The Buntings take him in, and their lives improve immediately. Mr. Sleuth doesn’t eat meat, never drinks alcohol, and generally keeps to himself, all of which also means that he demands very little of Mrs. Bunting’s time or attention. The Buntings are able to enjoy better food than that to which they had become accustomed, and they begin to buy back the things that Mr. Bunting had pawned. Mr. Bunting even returns to his favorite habit of reading the daily paper again. And good timing, too, because a series of murders has all the city alight with speculation as to the culprit.
The murders—an amalgamation of Jack the Ripper’s and those perpetrated by the Lambeth Poisoner—are gruesome, and the police are desperate to catch the man committing them. As it happens, Mr. Bunting knows a young policeman named Joe Chandler well, the son of a longtime friend who has passed away. The kindly and good-natured young officer enjoys discussing the case with Mr. Bunting, who is always eager to hear the policeman’s perspective on the murder case.
Meanwhile, it becomes clear that Mr. Sleuth is a very odd man. Despite Mrs. Bunting’s insistence that he is a “real gentleman,” he has extremely strange habits. The lodger spends his days studying Holy Scripture. In and of itself, this would be a noble way of life, but it becomes clear that he obsesses over passages that can be interpreted to be in any way critical of women, understanding them in the most extreme way possible. Focusing on violent details in the Bible, the man is writing a commentary on the Good Book. He sometimes goes out very late at night, and afterwards, he spends time conducting “important research” during which he must not be disturbed.

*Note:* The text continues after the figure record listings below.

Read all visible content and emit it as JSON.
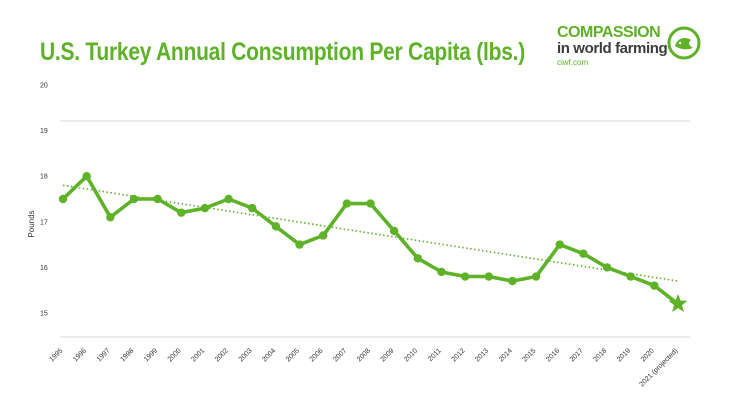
{
  "chart_data": {
    "type": "line",
    "title": "U.S. Turkey Annual Consumption Per Capita (lbs.)",
    "ylabel": "Pounds",
    "xlabel": "",
    "ylim": [
      15,
      20
    ],
    "yticks": [
      15,
      16,
      17,
      18,
      19,
      20
    ],
    "categories": [
      "1995",
      "1996",
      "1997",
      "1998",
      "1999",
      "2000",
      "2001",
      "2002",
      "2003",
      "2004",
      "2005",
      "2006",
      "2007",
      "2008",
      "2009",
      "2010",
      "2011",
      "2012",
      "2013",
      "2014",
      "2015",
      "2016",
      "2017",
      "2018",
      "2019",
      "2020",
      "2021 (projected)"
    ],
    "series": [
      {
        "values": [
          17.5,
          18.0,
          17.1,
          17.5,
          17.5,
          17.2,
          17.3,
          17.5,
          17.3,
          16.9,
          16.5,
          16.7,
          17.4,
          17.4,
          16.8,
          16.2,
          15.9,
          15.8,
          15.8,
          15.7,
          15.8,
          16.5,
          16.3,
          16.0,
          15.8,
          15.6,
          15.2
        ],
        "marker_last": "star"
      }
    ],
    "trendline": {
      "style": "dotted",
      "start": 17.8,
      "end": 15.7
    },
    "grid": false,
    "color": "#5db228"
  },
  "logo": {
    "line1": "COMPASSION",
    "line2": "in world farming",
    "line3": "ciwf.com"
  }
}
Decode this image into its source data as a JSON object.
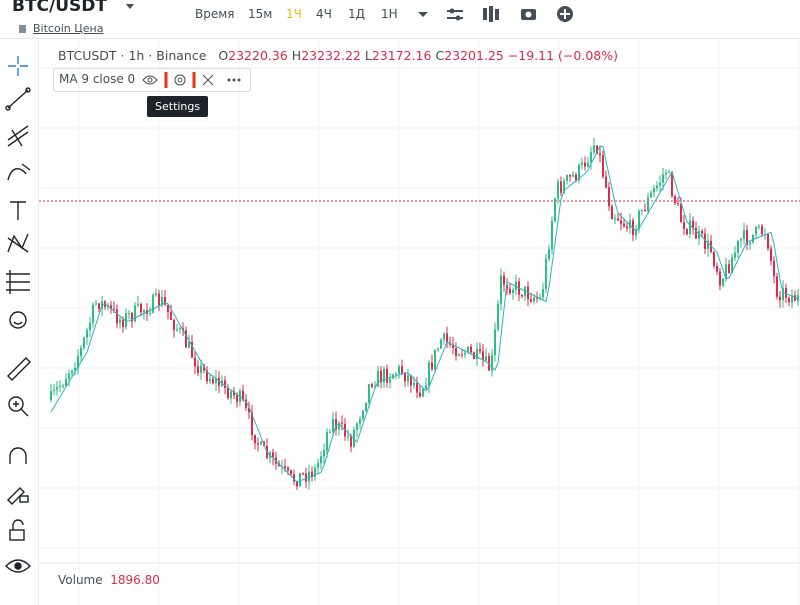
{
  "header": {
    "symbol": "BTC/USDT",
    "subtitle": "Bitcoin Цена"
  },
  "toolbar": {
    "intervals": [
      "Время",
      "15м",
      "1Ч",
      "4Ч",
      "1Д",
      "1Н"
    ]
  },
  "legend": {
    "title": "BTCUSDT · 1h · Binance",
    "open_label": "O",
    "open": "23220.36",
    "high_label": "H",
    "high": "23232.22",
    "low_label": "L",
    "low": "23172.16",
    "close_label": "C",
    "close": "23201.25",
    "change": "−19.11 (−0.08%)"
  },
  "indicator": {
    "label": "MA 9 close 0",
    "tooltip": "Settings"
  },
  "volume": {
    "label": "Volume",
    "value": "1896.80"
  }
}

Slowly but steadily, facts mount up, and Mrs. Bunting begins to suspect that her lodger might in fact be the killer whom all London wishes to see caught. However, she does not go to the police, even though it would be quite easy, given that a policeman, Joe Chandler, visits them so often. Even as evidence continues to accrue, she denies to herself that Mr. Sleuth could possibly be the murderer.
Readers might think that, were they in Mrs. Bunting’s position, they would have no trouble approaching the authorities. This was how I, at least, felt early in the book. But as the tale continued, I was forced to confront how subtle evil is, growing like a vine around our hearts and minds. True, my own personal complicity with evil has never been as dramatic as housing a man I suspected to be a murderer. But this novel’s story reinforces the reality, observed by Solzhenitsyn, that “The line separating good and evil passes not through states, nor between classes, nor between political parties either—but right through every human heart.”
There is an everydayness to the evil depicted in The Lodger. To echo Hannah Arendt, Mrs. Bunting’s sins of omission are banal, barely noticed or noticeable, even by herself. Like so many of us, Mrs. Bunting excuses herself more and more, though to find out whether she ever stops doing so you’ll need to read the novel yourself.
The Lodger is a book that confronts evil. But it is also, in doing so, a profoundly humane book. Its characters feel real—frighteningly so. And because of this, it is a book that, whether read in the dead of night on Halloween or midday on the brightest day of the year, stays with its readers, quietly reminding us that evil is afoot, right under our own roof.